Those worries were amplified by President Donald Trump firing Erika McEntarfer, the head of the BLS, early this month after data showed stall-speed job growth in July, reinforced by sharp downward revisions to May and June's nonfarm payrolls counts.

The suspension of data collection followed years of what economists described as the underfunding of the BLS under both Republican and Democratic administrations. The situation has been exacerbated by the Trump White House's unprecedented campaign to reshape the government through deep spending cuts and mass layoffs of public workers.

"This is just outright data terrorism," said Brian Bethune, an economics professor at Boston College. "There is going to be more noise in the data. The problem then is, every time, let's say, with the CPI, it's a positive surprise, then they will say, oh, there's something wrong with the data collection and fire another person at the BLS."

The CPI likely rose 0.2% last month, a Reuters survey of economists showed. The anticipated slowdown from a 0.3% increase in June would reflect a slight decline in gasoline prices, which would partially offset rising food prices.

Economists say labor shortages at farms, as the Trump administration rounds up undocumented migrants for deportation, and tariffs were driving up food prices. 

In the 12 months through July, the CPI is forecast to have advanced 2.8% after rising 2.7% in June.

Excluding the volatile food and energy components, the CPI is estimated to have climbed 0.3%, which would be the biggest gain since January, after rising 0.2% in June. The so-called core CPI was likely lifted by higher prices for tariff-sensitive goods, including motor vehicle parts and toys. 

Businesses still selling goods from inventory accumulated before the sweeping tariffs came into effect largely accounted for inflation rising marginally.

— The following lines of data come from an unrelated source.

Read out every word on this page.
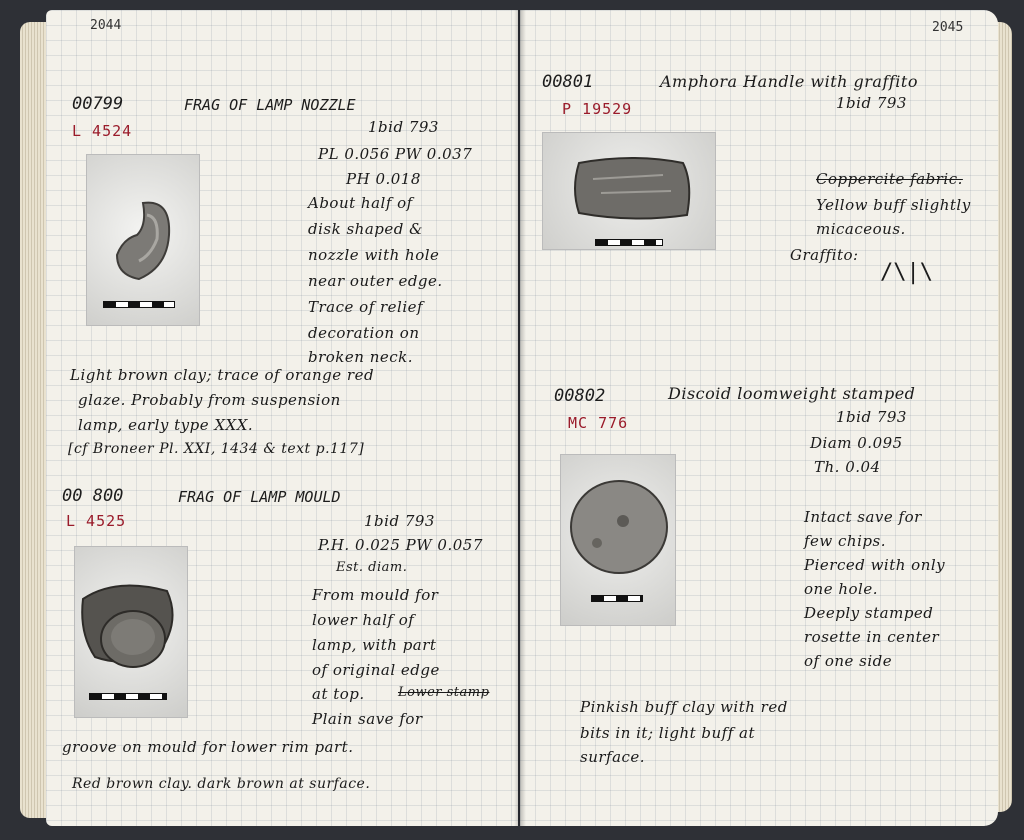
2044
00799	FRAG OF LAMP NOZZLE
L 4524	1bid 793
PL 0.056 PW 0.037
PH 0.018
About half of
disk shaped &
nozzle with hole
near outer edge.
Trace of relief
decoration on
broken neck.
Light brown clay; trace of orange red
glaze. Probably from suspension
lamp, early type XXX.
[cf Broneer Pl. XXI, 1434 & text p.117]
00 800	FRAG OF LAMP MOULD
L 4525	1bid 793
P.H. 0.025 PW 0.057
Est. diam.
From mould for
lower half of
lamp, with part
of original edge
at top.	Lower stamp
Plain save for
groove on mould for lower rim part.
Red brown clay. dark brown at surface.
2045
00801	Amphora Handle with graffito
P 19529	1bid 793
Coppercite fabric.
Yellow buff slightly
micaceous.
Graffito:
/\|\
00802	Discoid loomweight stamped
MC 776	1bid 793
Diam 0.095
Th. 0.04
Intact save for
few chips.
Pierced with only
one hole.
Deeply stamped
rosette in center
of one side
Pinkish buff clay with red
bits in it; light buff at
surface.
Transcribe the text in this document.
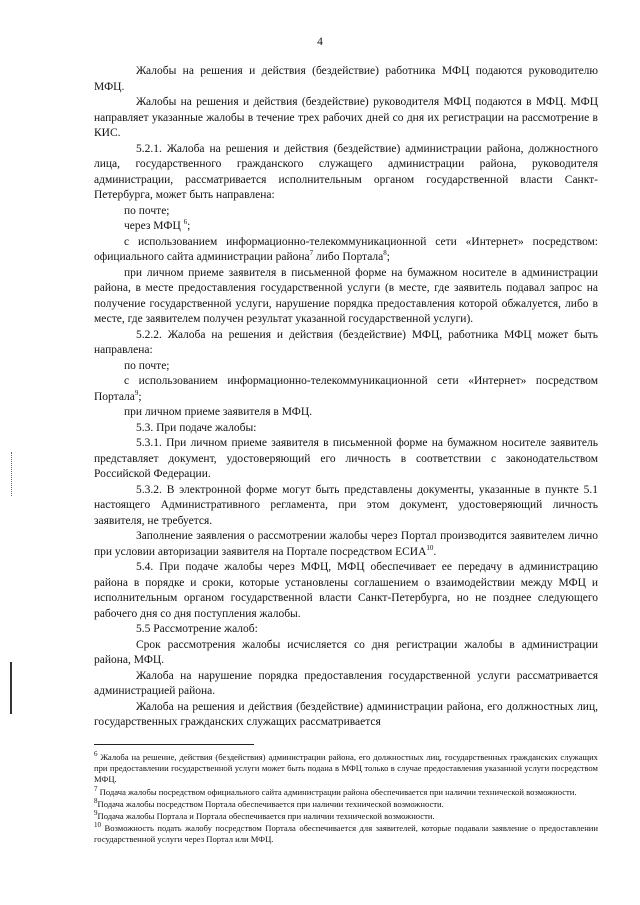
4

Жалобы на решения и действия (бездействие) работника МФЦ подаются руководителю МФЦ.

Жалобы на решения и действия (бездействие) руководителя МФЦ подаются в МФЦ. МФЦ направляет указанные жалобы в течение трех рабочих дней со дня их регистрации на рассмотрение в КИС.

5.2.1. Жалоба на решения и действия (бездействие) администрации района, должностного лица, государственного гражданского служащего администрации района, руководителя администрации, рассматривается исполнительным органом государственной власти Санкт-Петербурга, может быть направлена:

по почте;

через МФЦ $^6$;

с использованием информационно-телекоммуникационной сети «Интернет» посредством: официального сайта администрации района$^7$ либо Портала$^8$;

при личном приеме заявителя в письменной форме на бумажном носителе в администрации района, в месте предоставления государственной услуги (в месте, где заявитель подавал запрос на получение государственной услуги, нарушение порядка предоставления которой обжалуется, либо в месте, где заявителем получен результат указанной государственной услуги).

5.2.2. Жалоба на решения и действия (бездействие) МФЦ, работника МФЦ может быть направлена:

по почте;

с использованием информационно-телекоммуникационной сети «Интернет» посредством Портала$^9$;

при личном приеме заявителя в МФЦ.

5.3. При подаче жалобы:

5.3.1. При личном приеме заявителя в письменной форме на бумажном носителе заявитель представляет документ, удостоверяющий его личность в соответствии с законодательством Российской Федерации.

5.3.2. В электронной форме могут быть представлены документы, указанные в пункте 5.1 настоящего Административного регламента, при этом документ, удостоверяющий личность заявителя, не требуется.

Заполнение заявления о рассмотрении жалобы через Портал производится заявителем лично при условии авторизации заявителя на Портале посредством ЕСИА$^{10}$.

5.4. При подаче жалобы через МФЦ, МФЦ обеспечивает ее передачу в администрацию района в порядке и сроки, которые установлены соглашением о взаимодействии между МФЦ и исполнительным органом государственной власти Санкт-Петербурга, но не позднее следующего рабочего дня со дня поступления жалобы.

5.5 Рассмотрение жалоб:

Срок рассмотрения жалобы исчисляется со дня регистрации жалобы в администрации района, МФЦ.

Жалоба на нарушение порядка предоставления государственной услуги рассматривается администрацией района.

Жалоба на решения и действия (бездействие) администрации района, его должностных лиц, государственных гражданских служащих рассматривается

$^6$ Жалоба на решение, действия (бездействия) администрации района, его должностных лиц, государственных гражданских служащих при предоставлении государственной услуги может быть подана в МФЦ только в случае предоставления указанной услуги посредством МФЦ.

$^7$ Подача жалобы посредством официального сайта администрации района обеспечивается при наличии технической возможности.

$^8$Подача жалобы посредством Портала обеспечивается при наличии технической возможности.

$^9$Подача жалобы Портала и Портала обеспечивается при наличии технической возможности.

$^{10}$ Возможность подать жалобу посредством Портала обеспечивается для заявителей, которые подавали заявление о предоставлении государственной услуги через Портал или МФЦ.
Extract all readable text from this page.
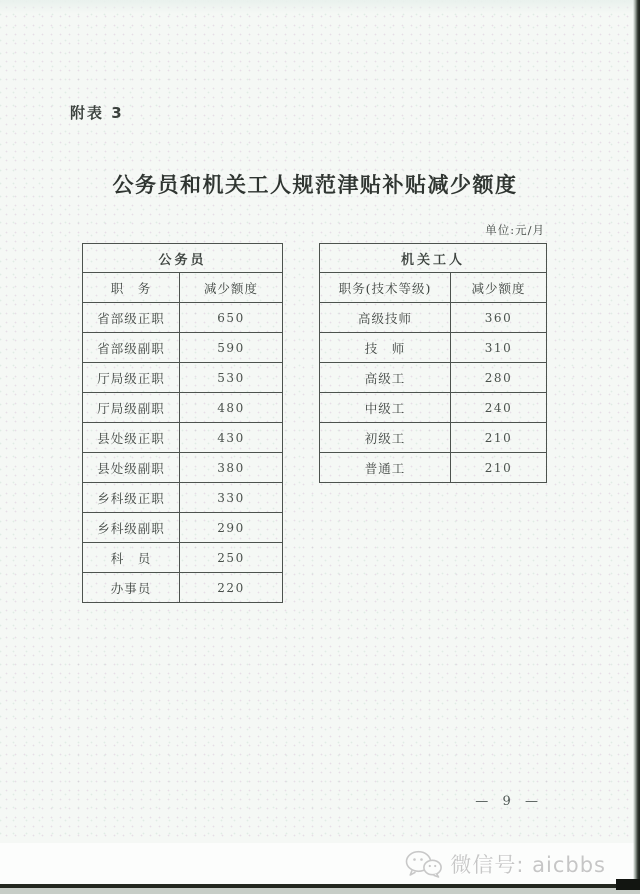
附表 3
公务员和机关工人规范津贴补贴减少额度
单位:元/月
公务员	
职　务	减少额度
省部级正职	650
省部级副职	590
厅局级正职	530
厅局级副职	480
县处级正职	430
县处级副职	380
乡科级正职	330
乡科级副职	290
科　员	250
办事员	220
机关工人	
职务(技术等级)	减少额度
高级技师	360
技　师	310
高级工	280
中级工	240
初级工	210
普通工	210
—  9  —
微信号: aicbbs
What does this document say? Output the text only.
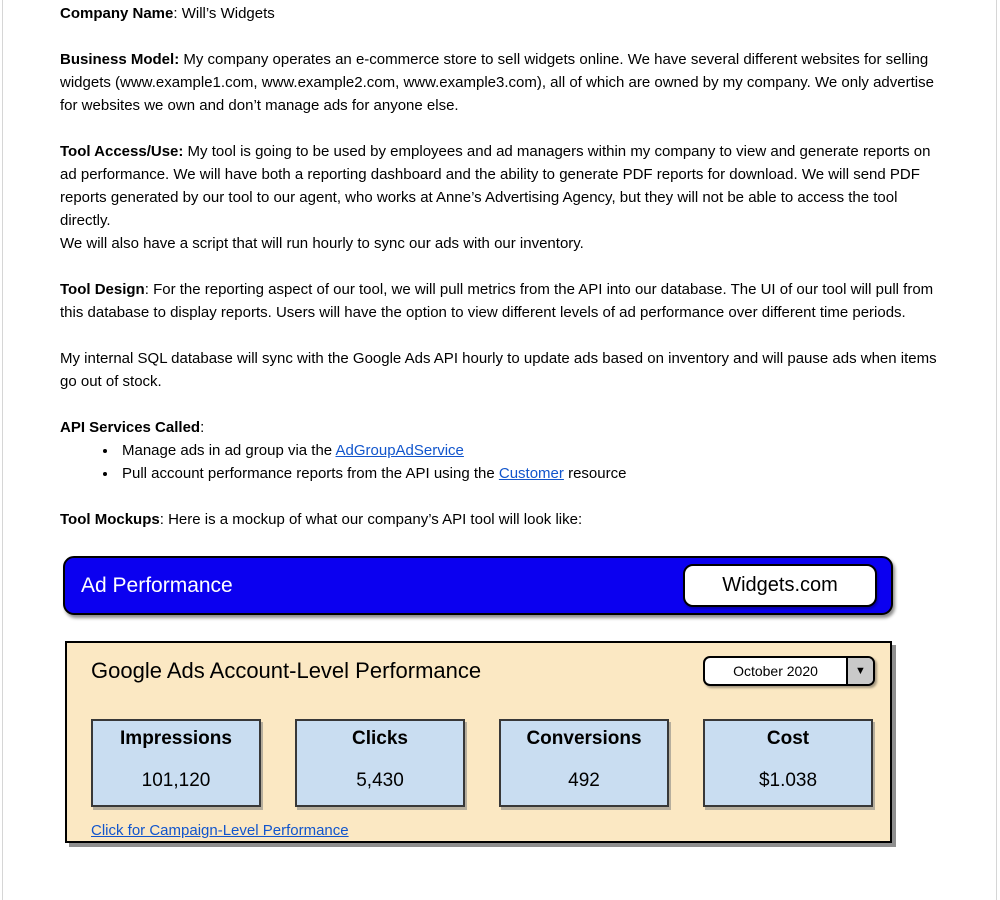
Company Name: Will’s Widgets

Business Model: My company operates an e-commerce store to sell widgets online. We have several different websites for selling widgets (www.example1.com, www.example2.com, www.example3.com), all of which are owned by my company. We only advertise for websites we own and don’t manage ads for anyone else.

Tool Access/Use: My tool is going to be used by employees and ad managers within my company to view and generate reports on ad performance. We will have both a reporting dashboard and the ability to generate PDF reports for download. We will send PDF reports generated by our tool to our agent, who works at Anne’s Advertising Agency, but they will not be able to access the tool directly.
We will also have a script that will run hourly to sync our ads with our inventory.

Tool Design: For the reporting aspect of our tool, we will pull metrics from the API into our database. The UI of our tool will pull from this database to display reports. Users will have the option to view different levels of ad performance over different time periods.

My internal SQL database will sync with the Google Ads API hourly to update ads based on inventory and will pause ads when items go out of stock.

API Services Called:

• Manage ads in ad group via the AdGroupAdService
• Pull account performance reports from the API using the Customer resource

Tool Mockups: Here is a mockup of what our company’s API tool will look like:

Ad Performance	Widgets.com
Google Ads Account-Level Performance	October 2020	▼
Impressions
101,120
Clicks
5,430
Conversions
492
Cost
$1.038
Click for Campaign-Level Performance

But slackening demand has curbed price rises for services like air travel, hotel and motel stays, preventing a broad-based increase in inflation.

SEPTEMBER RATE CUT EYED

In the 12 months through July, core CPI is anticipated to have increased 3.0% after rising 2.9% in June.

"It is still relatively early to see a full-throated tariff impact, but based on what has been seen so far, consumers are absorbing roughly one-third of the tariff burden so far, based on June CPI data," said Jason Pride, chief of investment strategy and research at Glenmede. 

"As pre-tariff inventories decline, businesses may begin passing more costs onto households in the months ahead."

The Federal Reserve tracks different inflation measures for its 2% target. July inflation in line with expectations probably will not change financial market hopes that the U.S. central bank will resume its policy easing cycle in September after leaving its benchmark overnight interest rate in the 4.25%-4.50% range last month for the fifth-straight time since December.

Citing the need to "align survey workload with resource levels," the BLS suspended CPI data collection completely in one city in Nebraska, Utah and New York. It has also suspended collection on 15% of the sample in the other 72 areas, on average.

This affected both the commodity and services pricing survey as well as the  housing survey, which the BLS said resulted in the number of collected prices and the number of collected rents used to calculate the CPI temporarily reduced. That has led to the BLS using imputations to fill in the missing information. 

The share of different cell imputation in the CPI data jumped to 35% in June from 30% in May.

Different cell imputation, which the BLS uses when all prices are unavailable in the home cell, maintains the item category but expands geography. The home cell method, considered by economists as higher quality, uses the average price of the same item in the same area as the missing product's price.

The use of different cell imputation has grown from a share of only 8% in June 2024. Economists said while these measures adopted by the BLS will not introduce bias in the CPI data, the volatility was a cause for concern.

"A growing share of imputations in CPI means a larger portion of inflation is driven by models, assumptions, and estimates instead of sampling actual prices," said Michael Gapen, chief U.S. economist at Morgan Stanley. 

"It increases the room for subtle variations in methodology to drive a persistent wedge between actual and estimated prices. We have no evidence this is happening now, but investors are right to have concerns."